On 12/4/2014 7:25 AM, Steven Schveighoffer wrote:
int* bar(scope int*);
scope int* foo();

bar(foo());           // Ok, lifetime(foo()) > lifetime(bar())

I'm trying to understand how foo can be implemented in any case. It has no scope
ints to return, so where does it get the int from?

Could be from a global variable. Or a new'd value.


I don't see where the proposal defines what exactly can be returned via scope.

The scope return value does not affect what can be returned. It affects how that return value can be used. I.e. the return value cannot be used in such a way that it escapes the lifetime of the expression.
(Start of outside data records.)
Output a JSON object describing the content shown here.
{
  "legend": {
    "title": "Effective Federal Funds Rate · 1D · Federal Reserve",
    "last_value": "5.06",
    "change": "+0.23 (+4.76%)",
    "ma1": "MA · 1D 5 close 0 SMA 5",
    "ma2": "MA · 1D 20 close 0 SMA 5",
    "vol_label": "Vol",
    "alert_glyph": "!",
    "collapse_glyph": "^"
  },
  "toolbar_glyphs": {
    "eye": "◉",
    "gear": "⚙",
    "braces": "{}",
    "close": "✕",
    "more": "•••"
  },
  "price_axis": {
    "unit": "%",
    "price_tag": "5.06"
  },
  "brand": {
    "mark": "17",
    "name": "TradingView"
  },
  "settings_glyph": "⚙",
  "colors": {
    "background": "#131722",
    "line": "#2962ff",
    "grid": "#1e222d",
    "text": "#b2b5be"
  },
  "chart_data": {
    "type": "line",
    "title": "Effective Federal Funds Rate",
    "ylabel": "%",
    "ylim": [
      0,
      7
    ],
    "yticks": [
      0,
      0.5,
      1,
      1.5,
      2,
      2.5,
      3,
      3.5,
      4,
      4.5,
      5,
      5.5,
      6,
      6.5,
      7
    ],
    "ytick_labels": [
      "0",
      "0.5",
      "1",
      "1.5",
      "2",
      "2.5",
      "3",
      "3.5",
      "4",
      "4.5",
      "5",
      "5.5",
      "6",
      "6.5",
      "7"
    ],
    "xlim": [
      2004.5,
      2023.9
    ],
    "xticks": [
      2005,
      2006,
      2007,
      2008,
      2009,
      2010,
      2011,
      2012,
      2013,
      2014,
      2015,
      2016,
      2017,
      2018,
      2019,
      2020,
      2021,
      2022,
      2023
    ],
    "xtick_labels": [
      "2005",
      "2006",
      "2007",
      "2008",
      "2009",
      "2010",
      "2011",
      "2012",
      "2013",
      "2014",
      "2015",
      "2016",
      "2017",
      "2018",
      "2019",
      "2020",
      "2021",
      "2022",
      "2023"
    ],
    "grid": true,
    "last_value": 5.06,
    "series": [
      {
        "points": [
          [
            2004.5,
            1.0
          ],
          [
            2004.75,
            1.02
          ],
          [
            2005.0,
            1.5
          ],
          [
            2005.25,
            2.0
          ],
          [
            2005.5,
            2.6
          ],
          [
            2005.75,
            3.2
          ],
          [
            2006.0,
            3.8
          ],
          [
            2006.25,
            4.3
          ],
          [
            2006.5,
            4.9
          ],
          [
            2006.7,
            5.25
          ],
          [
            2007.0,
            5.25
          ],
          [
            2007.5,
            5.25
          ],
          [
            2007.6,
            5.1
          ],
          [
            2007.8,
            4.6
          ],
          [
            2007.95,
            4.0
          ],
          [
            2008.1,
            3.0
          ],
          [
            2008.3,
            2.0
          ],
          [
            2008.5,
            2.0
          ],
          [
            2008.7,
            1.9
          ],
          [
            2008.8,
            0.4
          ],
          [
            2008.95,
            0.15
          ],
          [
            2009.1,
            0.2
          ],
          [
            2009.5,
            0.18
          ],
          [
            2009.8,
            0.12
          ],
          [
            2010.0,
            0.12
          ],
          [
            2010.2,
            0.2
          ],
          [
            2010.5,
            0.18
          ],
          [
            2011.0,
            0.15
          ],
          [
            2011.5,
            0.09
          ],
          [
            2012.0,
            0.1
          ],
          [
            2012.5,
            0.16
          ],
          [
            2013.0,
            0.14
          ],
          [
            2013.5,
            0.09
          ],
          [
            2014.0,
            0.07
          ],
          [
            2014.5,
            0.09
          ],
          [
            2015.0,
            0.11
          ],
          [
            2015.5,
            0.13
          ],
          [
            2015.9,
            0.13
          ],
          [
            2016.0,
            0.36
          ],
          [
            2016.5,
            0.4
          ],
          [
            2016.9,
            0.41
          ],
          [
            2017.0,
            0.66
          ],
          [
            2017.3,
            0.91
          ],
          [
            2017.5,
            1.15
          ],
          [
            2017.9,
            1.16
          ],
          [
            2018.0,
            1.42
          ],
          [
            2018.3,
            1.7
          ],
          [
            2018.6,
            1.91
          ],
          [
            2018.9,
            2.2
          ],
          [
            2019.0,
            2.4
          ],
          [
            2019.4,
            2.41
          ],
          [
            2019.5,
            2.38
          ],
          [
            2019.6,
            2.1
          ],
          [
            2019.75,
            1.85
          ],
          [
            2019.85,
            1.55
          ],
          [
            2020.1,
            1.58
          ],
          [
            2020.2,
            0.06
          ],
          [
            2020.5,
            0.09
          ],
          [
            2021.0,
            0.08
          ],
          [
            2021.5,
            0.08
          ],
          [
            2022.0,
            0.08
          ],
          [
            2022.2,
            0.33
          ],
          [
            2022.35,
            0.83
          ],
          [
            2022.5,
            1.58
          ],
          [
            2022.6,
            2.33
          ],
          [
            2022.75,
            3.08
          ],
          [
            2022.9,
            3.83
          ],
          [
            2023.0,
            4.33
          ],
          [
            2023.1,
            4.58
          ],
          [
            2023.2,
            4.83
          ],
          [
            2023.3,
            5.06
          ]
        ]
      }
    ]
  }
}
Another thing I saw early on:

void abc() {
     scope int* a;
     int* b;
     scope ref int* c = a;  // Error, rule 5
     scope ref int* d = b;  // Ok
     int* i = a;            // Ok, scope is inferred for i
     global_ptr = d;        // Error, lifetime(d) < lifetime(global_ptr)
     global_ptr = i;        // Error, lifetime(i) < lifetime(global_ptr)
     int* j;                // Ok, scope is inferred for i
     global_ptr = j;        // Ok, j is not scope
}

Does this mean ref can now be applied to a variable?

    scope ref int p = x;

is the same meaning as:

    foo(scope ref int p);
    foo(x);

as far as what scope ref means. I found it convenient to use scope ref local variables to describe semantics. Whether we want to actually enable their usage hinges on if there's a point to it. Technically, it should work.


I'm not sure what the difference between scope ref and scope is. is d defined as
a reference to b, or is d defined as a new variable that is initialized to what
b points at (a la C++ &) ?

Scope refers to the payload. A scope ref is applying scope to the implied ref pointer. ref works like C++ &.